⁴ State Key Laboratory of Luminescence and Applications, Changchun Institute of Optics, Fine Mechanics and Physics, Chinese Academy of Sciences, Changchun 130033, China.

PMID: 36659756
DOI: 10.1016/j.scib.2019.05.009

Abstract

Photocatalytic N₂ fixation involves a nitrogen reduction reaction on the surface of the photocatalyst to convert N₂ into ammonia. Currently, the adsorption of N₂ is the limiting step for the N₂ reduction reaction on the surface of the catalyst. Based on the concept of photocatalytic water splitting, the photocatalytic efficiency can be greatly enhanced by introducing a co-catalyst. In this report, we proposed a new strategy, namely, the loading of a NiS co-catalyst on CdS nanorods for photocatalytic N₂ fixation. Theoretical calculation results indicated that N₂ was effectively adsorbed onto the NiS/CdS surface.

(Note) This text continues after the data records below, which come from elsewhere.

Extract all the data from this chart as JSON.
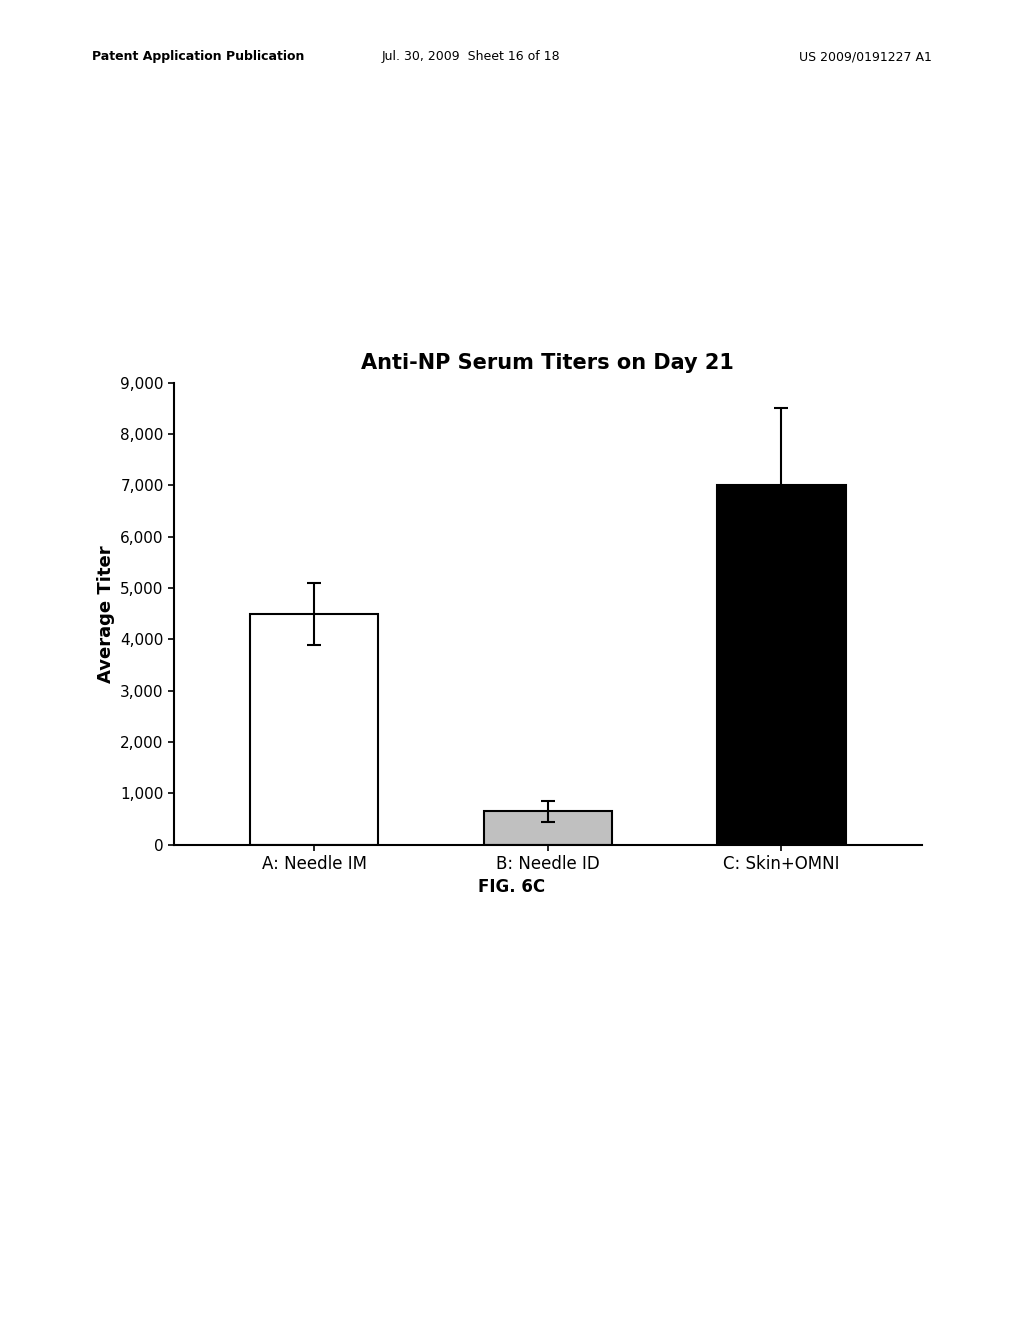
{
  "title": "Anti-NP Serum Titers on Day 21",
  "xlabel": "",
  "ylabel": "Average Titer",
  "categories": [
    "A: Needle IM",
    "B: Needle ID",
    "C: Skin+OMNI"
  ],
  "values": [
    4500,
    650,
    7000
  ],
  "errors": [
    600,
    200,
    1500
  ],
  "bar_colors": [
    "#ffffff",
    "#c0c0c0",
    "#000000"
  ],
  "bar_edgecolors": [
    "#000000",
    "#000000",
    "#000000"
  ],
  "ylim": [
    0,
    9000
  ],
  "yticks": [
    0,
    1000,
    2000,
    3000,
    4000,
    5000,
    6000,
    7000,
    8000,
    9000
  ],
  "ytick_labels": [
    "0",
    "1,000",
    "2,000",
    "3,000",
    "4,000",
    "5,000",
    "6,000",
    "7,000",
    "8,000",
    "9,000"
  ],
  "title_fontsize": 15,
  "axis_label_fontsize": 13,
  "tick_fontsize": 11,
  "xlabel_fontsize": 12,
  "fig_caption": "FIG. 6C",
  "background_color": "#ffffff",
  "bar_width": 0.55,
  "header_left": "Patent Application Publication",
  "header_mid": "Jul. 30, 2009  Sheet 16 of 18",
  "header_right": "US 2009/0191227 A1"
}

Temperature programmed desorption studies confirmed that the N₂ molecules preferred to adsorb onto the NiS/CdS surface. Linear sweep voltammetry results revealed that the overpotential of the N₂ reduction reaction was reduced by loading NiS. Furthermore, transient photocurrent and electrochemical impedance spectroscopy indicated that the charge separation was enhanced by introducing NiS. Photocatalytic N₂ fixation was carried out in the presence of the catalyst dispersed in water without any sacrificial agent. As a result, 1.0 wt% NiS/CdS achieved an ammonia production rate of 2.8 and 1.7 mg L^-1 for the first hour under full spectrum and visible light (λ > 420 nm), respectively. The catalyst demonstrated apparent quantum efficiencies of 0.76%, 0.39% and 0.09% at 420, 475 and 520 nm, respectively. This study provides a new method to promote the photocatalytic efficiency of N₂ fixation.

Keywords: Co-catalyst; N(2) adsorption; N(2) fixation; NiS; Photocatalyst.